The effects on the teachers are even worse every evening; they must gear up to draw water instead of preparing for class work and they come back tired.
It is a cycle.
That is the situation Mngoza Primary School in Petauke has been reduced to. The only borehole at the school broke down some six years ago leading to this depressing scenario.
Mngoza School is a dry and red-soiled area with a collection of some classroom blocks and a few unelectrified teachers’ houses dotted a few metres away. But water scarcity has been the major challenge with teachers drinking water from the nearby stream, an open air one shared with animals such as cattle and goats.
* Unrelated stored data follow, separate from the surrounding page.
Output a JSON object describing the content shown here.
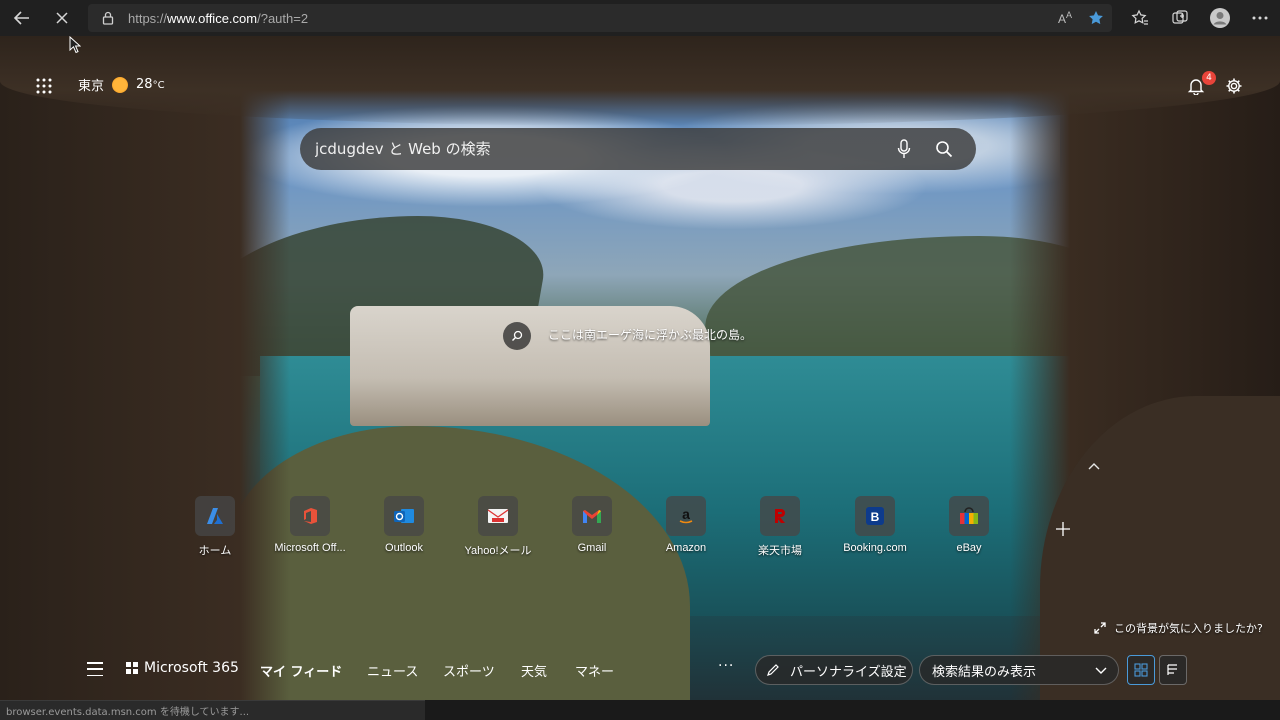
{
  "browser": {
    "url_prefix": "https://",
    "url_domain": "www.office.com",
    "url_path": "/?auth=2",
    "status_text": "browser.events.data.msn.com を待機しています..."
  },
  "weather": {
    "city": "東京",
    "temp": "28",
    "unit": "°C"
  },
  "notifications": {
    "count": "4"
  },
  "search": {
    "placeholder": "jcdugdev と Web の検索"
  },
  "image_info": {
    "caption": "ここは南エーゲ海に浮かぶ最北の島。"
  },
  "quick_links": [
    {
      "label": "ホーム",
      "icon": "azure-icon"
    },
    {
      "label": "Microsoft Off...",
      "icon": "office-icon"
    },
    {
      "label": "Outlook",
      "icon": "outlook-icon"
    },
    {
      "label": "Yahoo!メール",
      "icon": "yahoo-mail-icon"
    },
    {
      "label": "Gmail",
      "icon": "gmail-icon"
    },
    {
      "label": "Amazon",
      "icon": "amazon-icon"
    },
    {
      "label": "楽天市場",
      "icon": "rakuten-icon"
    },
    {
      "label": "Booking.com",
      "icon": "booking-icon"
    },
    {
      "label": "eBay",
      "icon": "ebay-icon"
    }
  ],
  "background_prompt": "この背景が気に入りましたか?",
  "bottom_nav": {
    "ms365": "Microsoft 365",
    "items": [
      "マイ フィード",
      "ニュース",
      "スポーツ",
      "天気",
      "マネー"
    ],
    "more": "···",
    "personalize": "パーソナライズ設定",
    "filter_selected": "検索結果のみ表示"
  },
  "colors": {
    "accent": "#4a9ad9",
    "badge": "#e8443a",
    "favorite_star": "#4a9ad9"
  }
}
The stream also provides spaces for laundry and swimming as it flows across.
But this situation has suddenly changed with the arrival of a team from Airtel Zambia that was at the school to hand over a borehole constructed at a cost of K35, 000.
The school is about 40 kilometres from Petauke town and has a population of over 600 pupils.
Eastern Province Airtel Zonal business manager Eddie Banda says the company recognises that as one of the leading mobile service providers engaged in corporate social responsibility, it always has an obligation to help the needy community.
“Airtel will continue to look for ways in which to add value to the livelihood of the communities in which the company operates through our various Corporate Social Responsibility (CSR) initiatives,” Mr Banda says.
He says the company will continue to traverse the country to build partnerships with the communities in need of basic necessities.
“I am glad to be handing over a borehole that we in here at Mngoza Primary School at a cost of K35, 000 and we are committed to being leaders in this,” Mr Banda said.
For many years, the people of Mngoza Community have been facing challenges in accessing drinking water, as the borehole that was constructed there had become rusty and eventually had to be decommissioned.
“It is our sincere hope that besides the students who are the immediate recipient of this water facility, the Mngoza community will live better and healthier lives by accessing fresh water from this borehole,” he added.
Petauke district commissioner Velenasi Banda Moyo was also present to speak on behalf of the residents and the Government.
“I would like to re-affirm that the government, through my office, is particularly happy with the contribution and investment that co-operating partners such as Airtel Zambia are making in supplementing government’s efforts in providing water for the vulnerable communities thereby changing lives,” Ms Moyo said.
The government was happy that Airtel has once again demonstrated the true meaning of corporate social responsibility by sinking a borehole at Mngoza which will help to provide drinking water and prevent diseases that may arise due to lack of safe water.
Ms Moyo explained that the gesture by Airtel was a clear testimony of the company’s determination to change lives in the community and render assistance where it is needed. She encouraged other companies to emulate Airtel by investing in local communities.